Bab 18

930 79 4
                                    

Arkha melajukan mobilnya dengan kecepatan tinggi. Sarah menelfonnya sambil menangis, ia hanya bilang kalau sedang berada di kampus dan ingin Arkha menjemputnya. Ia sangat khawatir, hatinya tak tenang karena takut terjadi sesuatu dengan Sarah.
Mobilnya berbelok ke depan gedung bertingkat dengan warna dominan cokelat, di depan gedung tersebut terdapat tulisan besar " Fakultas Ekonomi dan Bisnis ". Arkha berbelok masuk ke halaman gedung tersebut, dari jarak empat meter ia melihat Sarah, berdiri, melambaikan tangan, tersenyum riang.

" Sarah, kamu gpp kan? ". Tanya Arkha begitu turun dari mobil. Wajahnya sedikit bingung melihat Sarah yang ternyata baik-baik saja bahkan terkesan bahagia, padahal ketika berbicara di telfon tadi, ia menangis sesenggukan. Sarah bergelayut manja di lengan Arkha, ia tertawa,

" Ternyata kamu cinta banget ya sama aku, tadi aku cuma bercanda, pengen tau aja kamu bakal dateng atau engga. Hahahah....".

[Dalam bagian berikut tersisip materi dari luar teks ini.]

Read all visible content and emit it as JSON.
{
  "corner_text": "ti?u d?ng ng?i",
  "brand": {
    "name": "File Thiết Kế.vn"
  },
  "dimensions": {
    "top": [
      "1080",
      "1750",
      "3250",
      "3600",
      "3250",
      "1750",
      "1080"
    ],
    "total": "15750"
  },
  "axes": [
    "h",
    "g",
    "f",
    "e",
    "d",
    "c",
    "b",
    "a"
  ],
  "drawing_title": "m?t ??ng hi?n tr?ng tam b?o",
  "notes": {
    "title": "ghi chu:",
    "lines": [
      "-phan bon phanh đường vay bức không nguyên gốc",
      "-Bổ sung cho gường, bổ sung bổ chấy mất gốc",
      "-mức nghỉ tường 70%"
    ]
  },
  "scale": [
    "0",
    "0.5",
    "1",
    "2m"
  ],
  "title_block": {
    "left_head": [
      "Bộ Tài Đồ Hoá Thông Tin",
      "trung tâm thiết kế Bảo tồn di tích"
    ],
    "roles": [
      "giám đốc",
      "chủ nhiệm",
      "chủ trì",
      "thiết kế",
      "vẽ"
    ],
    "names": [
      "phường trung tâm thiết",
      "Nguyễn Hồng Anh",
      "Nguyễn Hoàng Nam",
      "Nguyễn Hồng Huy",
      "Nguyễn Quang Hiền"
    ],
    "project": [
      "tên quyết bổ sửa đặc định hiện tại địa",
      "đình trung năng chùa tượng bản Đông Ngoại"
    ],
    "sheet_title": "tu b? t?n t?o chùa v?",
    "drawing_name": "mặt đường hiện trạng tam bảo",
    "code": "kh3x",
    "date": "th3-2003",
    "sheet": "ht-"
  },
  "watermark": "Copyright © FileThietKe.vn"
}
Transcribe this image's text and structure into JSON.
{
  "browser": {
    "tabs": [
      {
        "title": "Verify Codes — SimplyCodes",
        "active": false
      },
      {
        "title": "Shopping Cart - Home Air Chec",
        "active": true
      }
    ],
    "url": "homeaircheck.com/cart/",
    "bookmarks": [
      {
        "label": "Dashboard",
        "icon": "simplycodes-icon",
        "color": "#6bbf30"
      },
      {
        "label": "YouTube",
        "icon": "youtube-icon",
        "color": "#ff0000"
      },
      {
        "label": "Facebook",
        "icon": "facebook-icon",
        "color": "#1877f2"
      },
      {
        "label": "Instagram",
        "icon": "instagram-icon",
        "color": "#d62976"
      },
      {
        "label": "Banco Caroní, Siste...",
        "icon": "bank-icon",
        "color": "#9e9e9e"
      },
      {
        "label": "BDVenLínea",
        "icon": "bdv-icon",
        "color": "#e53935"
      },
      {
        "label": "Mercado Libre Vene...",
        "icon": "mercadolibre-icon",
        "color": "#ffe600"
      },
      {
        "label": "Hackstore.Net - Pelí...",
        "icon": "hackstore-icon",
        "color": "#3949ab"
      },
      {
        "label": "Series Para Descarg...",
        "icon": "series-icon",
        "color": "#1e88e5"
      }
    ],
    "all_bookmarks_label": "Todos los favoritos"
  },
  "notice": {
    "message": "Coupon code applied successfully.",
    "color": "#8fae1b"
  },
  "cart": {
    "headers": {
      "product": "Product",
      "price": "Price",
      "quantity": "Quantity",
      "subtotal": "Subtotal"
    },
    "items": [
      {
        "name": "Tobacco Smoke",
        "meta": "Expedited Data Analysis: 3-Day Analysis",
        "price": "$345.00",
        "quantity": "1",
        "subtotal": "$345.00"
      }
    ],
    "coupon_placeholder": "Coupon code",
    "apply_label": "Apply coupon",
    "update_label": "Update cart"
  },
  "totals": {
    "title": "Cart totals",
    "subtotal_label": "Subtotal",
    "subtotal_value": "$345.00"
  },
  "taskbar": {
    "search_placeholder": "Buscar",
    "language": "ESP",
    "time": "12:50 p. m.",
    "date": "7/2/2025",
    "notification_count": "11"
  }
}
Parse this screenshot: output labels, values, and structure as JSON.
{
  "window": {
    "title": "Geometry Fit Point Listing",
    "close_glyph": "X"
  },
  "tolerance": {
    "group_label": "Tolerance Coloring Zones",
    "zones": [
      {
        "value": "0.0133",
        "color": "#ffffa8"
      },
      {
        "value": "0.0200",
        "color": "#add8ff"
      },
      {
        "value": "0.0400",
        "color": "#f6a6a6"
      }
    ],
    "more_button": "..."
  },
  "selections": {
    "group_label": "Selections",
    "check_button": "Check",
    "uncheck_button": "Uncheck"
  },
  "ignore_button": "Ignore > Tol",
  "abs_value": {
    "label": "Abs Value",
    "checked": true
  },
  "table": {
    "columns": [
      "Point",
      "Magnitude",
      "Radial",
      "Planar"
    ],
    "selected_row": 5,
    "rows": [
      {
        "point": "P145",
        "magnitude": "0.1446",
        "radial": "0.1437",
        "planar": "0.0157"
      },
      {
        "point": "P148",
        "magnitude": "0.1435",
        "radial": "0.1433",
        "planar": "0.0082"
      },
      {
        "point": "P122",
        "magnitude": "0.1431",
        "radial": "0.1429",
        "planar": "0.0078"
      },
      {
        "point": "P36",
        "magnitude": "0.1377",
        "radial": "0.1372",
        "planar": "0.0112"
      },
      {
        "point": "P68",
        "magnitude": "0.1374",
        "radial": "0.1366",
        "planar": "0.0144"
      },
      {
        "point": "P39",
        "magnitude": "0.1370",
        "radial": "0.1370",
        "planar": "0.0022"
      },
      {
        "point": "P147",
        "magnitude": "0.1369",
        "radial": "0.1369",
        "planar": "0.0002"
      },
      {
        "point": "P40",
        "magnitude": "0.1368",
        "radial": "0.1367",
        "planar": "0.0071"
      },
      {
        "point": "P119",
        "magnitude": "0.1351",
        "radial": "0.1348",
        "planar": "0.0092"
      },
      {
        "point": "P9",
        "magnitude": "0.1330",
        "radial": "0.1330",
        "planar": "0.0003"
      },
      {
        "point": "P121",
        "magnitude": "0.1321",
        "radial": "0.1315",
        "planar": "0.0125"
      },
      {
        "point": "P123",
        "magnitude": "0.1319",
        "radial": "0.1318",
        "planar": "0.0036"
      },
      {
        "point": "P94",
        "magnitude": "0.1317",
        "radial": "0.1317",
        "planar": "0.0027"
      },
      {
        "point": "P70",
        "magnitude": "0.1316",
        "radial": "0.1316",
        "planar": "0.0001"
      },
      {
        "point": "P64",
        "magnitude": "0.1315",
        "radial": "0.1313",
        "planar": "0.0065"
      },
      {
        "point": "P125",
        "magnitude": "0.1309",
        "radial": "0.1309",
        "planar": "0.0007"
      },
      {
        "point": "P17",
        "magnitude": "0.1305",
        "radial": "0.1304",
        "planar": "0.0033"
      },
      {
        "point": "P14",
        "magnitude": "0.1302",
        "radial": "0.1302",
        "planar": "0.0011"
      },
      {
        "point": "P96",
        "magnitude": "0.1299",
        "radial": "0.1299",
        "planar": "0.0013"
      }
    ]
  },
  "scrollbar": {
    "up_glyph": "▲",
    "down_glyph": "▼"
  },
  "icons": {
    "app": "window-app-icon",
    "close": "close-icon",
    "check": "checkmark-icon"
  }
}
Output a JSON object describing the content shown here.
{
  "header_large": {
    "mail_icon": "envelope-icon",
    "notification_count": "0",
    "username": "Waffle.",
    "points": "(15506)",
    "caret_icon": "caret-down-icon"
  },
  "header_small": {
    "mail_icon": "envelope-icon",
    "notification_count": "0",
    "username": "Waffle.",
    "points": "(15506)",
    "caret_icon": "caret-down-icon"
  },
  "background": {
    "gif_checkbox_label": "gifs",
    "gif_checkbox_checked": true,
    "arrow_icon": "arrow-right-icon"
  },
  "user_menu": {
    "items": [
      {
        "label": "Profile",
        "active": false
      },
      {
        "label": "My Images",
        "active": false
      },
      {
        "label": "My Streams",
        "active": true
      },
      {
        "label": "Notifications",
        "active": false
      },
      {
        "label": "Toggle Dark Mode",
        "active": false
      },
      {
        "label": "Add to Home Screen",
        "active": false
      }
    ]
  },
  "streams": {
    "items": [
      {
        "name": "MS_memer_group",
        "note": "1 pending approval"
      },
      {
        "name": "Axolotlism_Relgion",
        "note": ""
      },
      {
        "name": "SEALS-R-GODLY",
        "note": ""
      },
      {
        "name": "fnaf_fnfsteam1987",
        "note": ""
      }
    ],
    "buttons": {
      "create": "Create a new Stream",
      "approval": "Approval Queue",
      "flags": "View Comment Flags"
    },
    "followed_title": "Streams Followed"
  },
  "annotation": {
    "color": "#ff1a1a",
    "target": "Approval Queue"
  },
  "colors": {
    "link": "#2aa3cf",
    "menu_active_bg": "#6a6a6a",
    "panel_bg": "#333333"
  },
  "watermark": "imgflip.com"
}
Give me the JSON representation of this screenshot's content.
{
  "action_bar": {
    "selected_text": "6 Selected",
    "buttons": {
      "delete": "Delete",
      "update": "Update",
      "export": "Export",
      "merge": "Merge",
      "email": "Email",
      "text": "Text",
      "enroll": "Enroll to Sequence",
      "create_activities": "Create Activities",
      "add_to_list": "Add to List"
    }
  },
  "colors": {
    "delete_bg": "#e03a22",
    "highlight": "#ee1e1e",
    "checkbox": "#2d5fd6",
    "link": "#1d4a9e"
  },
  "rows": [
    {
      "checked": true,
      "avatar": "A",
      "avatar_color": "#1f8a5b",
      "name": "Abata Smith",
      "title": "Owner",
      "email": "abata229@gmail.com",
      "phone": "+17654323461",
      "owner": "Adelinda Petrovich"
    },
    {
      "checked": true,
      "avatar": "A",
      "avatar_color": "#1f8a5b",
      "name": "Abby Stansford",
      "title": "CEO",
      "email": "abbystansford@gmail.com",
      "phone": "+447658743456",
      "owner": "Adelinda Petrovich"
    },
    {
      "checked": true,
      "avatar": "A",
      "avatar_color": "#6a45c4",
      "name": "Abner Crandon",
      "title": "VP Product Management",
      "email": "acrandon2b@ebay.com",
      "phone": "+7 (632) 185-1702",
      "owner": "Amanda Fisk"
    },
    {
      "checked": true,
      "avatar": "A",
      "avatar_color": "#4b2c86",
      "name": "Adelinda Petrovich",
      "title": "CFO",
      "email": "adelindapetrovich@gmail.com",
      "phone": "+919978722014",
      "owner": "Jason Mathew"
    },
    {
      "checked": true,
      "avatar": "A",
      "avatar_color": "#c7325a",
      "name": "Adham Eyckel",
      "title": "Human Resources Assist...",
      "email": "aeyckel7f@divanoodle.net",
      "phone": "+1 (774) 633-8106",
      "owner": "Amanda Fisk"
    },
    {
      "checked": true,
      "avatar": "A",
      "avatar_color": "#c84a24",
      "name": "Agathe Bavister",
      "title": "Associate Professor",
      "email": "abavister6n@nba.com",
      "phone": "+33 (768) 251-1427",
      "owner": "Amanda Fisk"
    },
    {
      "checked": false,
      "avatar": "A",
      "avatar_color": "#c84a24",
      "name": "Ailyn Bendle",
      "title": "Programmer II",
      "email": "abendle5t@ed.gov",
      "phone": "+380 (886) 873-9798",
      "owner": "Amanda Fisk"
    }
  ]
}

" Lain kali jangan seperti itu, aku ga suka ! ".

Muka Sarah berubah masam, karena respon Arkha tak sesuai dengan yang ia inginkan. Arkha yang melihatnya cuma bisa menghela napas. Ia memegang kedua pipi Sarah, meminta maaf.

" Ayo makan, kamu mau apa atau kita beli sepatu yang kamu inginkan kemarin, mumpung ga ada ibu ". Arkha mengusap rambut Sarah. Kemudian mencubit pipinya. Sarah kembali tersenyum senang karena Arkha selalu tau apa yang ia mau.

Sore itu Arkha pulang ke rumah pukul setengah 6. Begitu ia sampai, lampu di halaman dan teras depan masih mati. Ia masuk rumah mendapati di dalam gelap gulita, biasanya jam segini Delima sudah menyalakan semua lampu rumah dan ia pasti sedang sibuk di dapur, memasak makan malam. Tapi hari ini rumah tampak sangat sepi. Ke mana Delima?, apa mungkin ia marah karena tadi pagi Arkha pergi begitu saja, padahal Delima sudah terlanjur memasak makanan untuknya, batin Arkha.

Arkha berjalan ke dapur setelah menghidupkan lampu. Ia membuka kulkas, mengambil satu kaleng cola. Ketika menutup pintunya, ia melihat catatan dari Delima yang sengaja ditempel di pintu kulkas.

-- Mas Arkha, Delima pergi sama Sita untuk beberapa hari. Delima sudah bikinkan mas Arkha udang balado, ada di kotak, di rak kedua kulkas, kalau mau makan tinggal dihangatkan saja. Setelah bangun tidur jangan lupa minum air madu. Bajunya mas Arkha sudah Delima setrika, kemejanya Delima gantung di lemari. Kalau cari kaus kaki jangan diacak-acak, karena sudah delima pasangkan sesuai pasangannya. Kalau pulang malam baiknya mandi air hangat agar tidak masuk angin. Oh iya, jangan begadang ! Jangan lupa kunci pintu dan jendela belakang.
Temanmu, Delima -- .

Arkha menghela napas panjang, ia tau kalau Delima sedang marah dengannya karena kejadian pagi tadi.

Hari pertama tanpa Delima, membuat Arkha hampir gila. Pasalnya ia hampir membakar rumah hanya karena ketiduran saat merebus air, beruntung ia terbangun saat asap memenuhi seisi dapur. Ia buru-buru mematikan kompor, kemudian memilih mandi dengan air dingin, esok paginya ia terkena flu berat. Masuk angin.

Hari kedua, ia lupa mengangkat jemuran di pekarangan belakang, alhasil ia harus mencuci ulang bajunya yang basah karena hujan. Malamnya ia menumpahkan udang balado buatan Delima dan berakhir dengan menyantap mie instan yang kematangan.

Hari ketiga kepergian Delima dari rumah, Arkha menelponnya.

" Mas Arkha...". Tanpa sadar Delima sedikit berteriak. Ia terdengar senang karena suaminya menelponnya terlebih dahulu. Kali pertama sepanjang pernikahan.

" Astaga Delima ". Arkha yang terkaget karena lengkingan suara Delima, mengelus telinganya pelan.

" Kamu baik-baik saja kan?, apa ada masalah? Sebenarnya kamu pergi ke mana? "

" Tidak ada...aku hanya merindukan rumah ". Suara Delima melemah

" Mas Arkha sudah makan? "

" Sudah, tadi aku makan mie instan ".